The magical power of reading can be found in the immortality it bestows upon the most beloved of authors.

Such is the case for Beverly Cleary, who remains a popular children’s author more than six decades after the publication of her first book, “Henry Huggins.” Such is the case as we pause today to acknowledge Cleary on the occasion of her 100th birthday. In observance of Cleary, April 12 has been designated “Drop Everything and Read Day” — an effort urging families to set aside time and pick up a book.

And why not? As the American Academy of Pediatrics declared in a 2014 study, reading to and reading with children from an early age provides lifelong benefits and enhances future academic success. Few authors have had as profound an impact on that early childhood development as Cleary, whose books have sold an estimated 90 million copies, and that impact can be found in the numerous articles that have been written leading up to her milestone birthday. As The Washington Post wrote recently: “Cleary is as feisty and direct as her famously spirited character Ramona Quimby — an observation that she hears often and doesn’t care for. ‘I thought like Ramona,’ she says in a phone interview, ‘but I was a very well-behaved little girl.'”

For young readers who grew up in the Northwest — and particularly in Portland — Cleary holds a special place. Her stories often were set among the streets and parks of Northeast Portland where she grew up, especially Klickitat Street. Today, the neighborhood features Beverly Cleary School as part of Portland Public Schools, and nearby Grant Park has a Beverly Cleary Sculpture Garden that features statues of some of her most beloved characters.

But Washington also can lay claim to part of Cleary’s legacy. She graduated from the School of Librarianship at the University of Washington, worked as a librarian in Yakima, and has received the highest alumni honor at UW. The university also has established the Beverly Cleary Endowed Chair for Children and Youth Services.

All of that — in addition to Cleary being honored with a National Medal of Art — originated when she was a librarian and saw children frustrated that they could not find books about kids like themselves. So she took to writing them.

Childhood has changed since the era depicted in Cleary’s books, and she told The Washington Post: “I think children today have a tough time, because they don’t have the freedom to run around as I did — and they have so many scheduled activities.” Yet the adventures she penned still resonate today, sparking and celebrating curiosity and imaginative play.
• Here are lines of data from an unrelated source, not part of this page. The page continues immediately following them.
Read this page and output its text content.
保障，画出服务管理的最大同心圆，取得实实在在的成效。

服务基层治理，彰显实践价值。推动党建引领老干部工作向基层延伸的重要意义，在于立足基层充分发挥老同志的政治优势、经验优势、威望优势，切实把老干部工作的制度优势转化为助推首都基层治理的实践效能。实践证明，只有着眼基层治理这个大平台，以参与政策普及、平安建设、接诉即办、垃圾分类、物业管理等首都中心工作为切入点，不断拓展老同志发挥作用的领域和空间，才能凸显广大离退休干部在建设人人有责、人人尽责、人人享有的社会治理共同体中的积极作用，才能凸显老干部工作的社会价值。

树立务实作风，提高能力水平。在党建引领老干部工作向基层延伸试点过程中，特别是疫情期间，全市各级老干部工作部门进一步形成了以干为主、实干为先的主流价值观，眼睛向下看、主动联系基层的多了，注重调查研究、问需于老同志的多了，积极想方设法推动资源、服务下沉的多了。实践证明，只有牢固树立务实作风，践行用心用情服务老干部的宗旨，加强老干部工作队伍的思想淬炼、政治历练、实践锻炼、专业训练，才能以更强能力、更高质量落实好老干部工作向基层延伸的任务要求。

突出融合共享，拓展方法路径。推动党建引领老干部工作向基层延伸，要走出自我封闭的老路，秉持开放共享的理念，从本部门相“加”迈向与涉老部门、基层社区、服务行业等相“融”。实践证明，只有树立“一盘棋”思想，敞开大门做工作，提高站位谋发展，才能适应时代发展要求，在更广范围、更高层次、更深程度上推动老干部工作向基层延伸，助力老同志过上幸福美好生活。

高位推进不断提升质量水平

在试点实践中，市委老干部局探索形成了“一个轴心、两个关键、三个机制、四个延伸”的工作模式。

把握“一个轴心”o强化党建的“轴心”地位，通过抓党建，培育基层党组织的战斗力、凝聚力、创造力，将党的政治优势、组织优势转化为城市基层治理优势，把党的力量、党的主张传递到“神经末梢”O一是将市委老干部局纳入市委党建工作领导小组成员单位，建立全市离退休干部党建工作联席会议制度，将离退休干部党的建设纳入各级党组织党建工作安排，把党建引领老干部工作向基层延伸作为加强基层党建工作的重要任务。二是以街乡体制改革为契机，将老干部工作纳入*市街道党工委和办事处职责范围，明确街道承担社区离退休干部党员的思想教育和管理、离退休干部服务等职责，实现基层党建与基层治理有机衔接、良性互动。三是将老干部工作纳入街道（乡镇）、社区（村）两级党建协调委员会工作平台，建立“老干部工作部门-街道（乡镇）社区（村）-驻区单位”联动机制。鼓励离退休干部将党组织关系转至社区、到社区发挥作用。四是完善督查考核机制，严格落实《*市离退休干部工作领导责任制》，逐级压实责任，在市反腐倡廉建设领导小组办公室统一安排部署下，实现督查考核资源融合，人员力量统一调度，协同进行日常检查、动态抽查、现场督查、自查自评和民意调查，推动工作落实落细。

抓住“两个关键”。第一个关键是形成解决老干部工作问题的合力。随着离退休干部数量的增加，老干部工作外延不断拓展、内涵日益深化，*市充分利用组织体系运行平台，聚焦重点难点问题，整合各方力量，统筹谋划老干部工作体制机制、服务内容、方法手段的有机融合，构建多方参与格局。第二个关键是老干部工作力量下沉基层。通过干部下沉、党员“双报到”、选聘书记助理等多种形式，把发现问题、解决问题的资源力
In so doing, Cleary created characters that children can relate to, imbuing them with impishness and meddlesomeness. About Ramona Quimby, she said: “Things just didn’t work out the way she thought they should.” That remains part of the charm, and Cleary — who lives at a retirement center in Northern California — has secured a place alongside the likes of Dr. Seuss and Judy Blume and J.K. Rowling in making the world a little richer for young readers.

That kind of legacy is timeless, and it makes today an appropriate reminder for the importance of reading. Numerous studies have found that books are essential to brain development for young readers and adolescent readers alike, making April 12 — and every day — a perfect time to drop everything and read.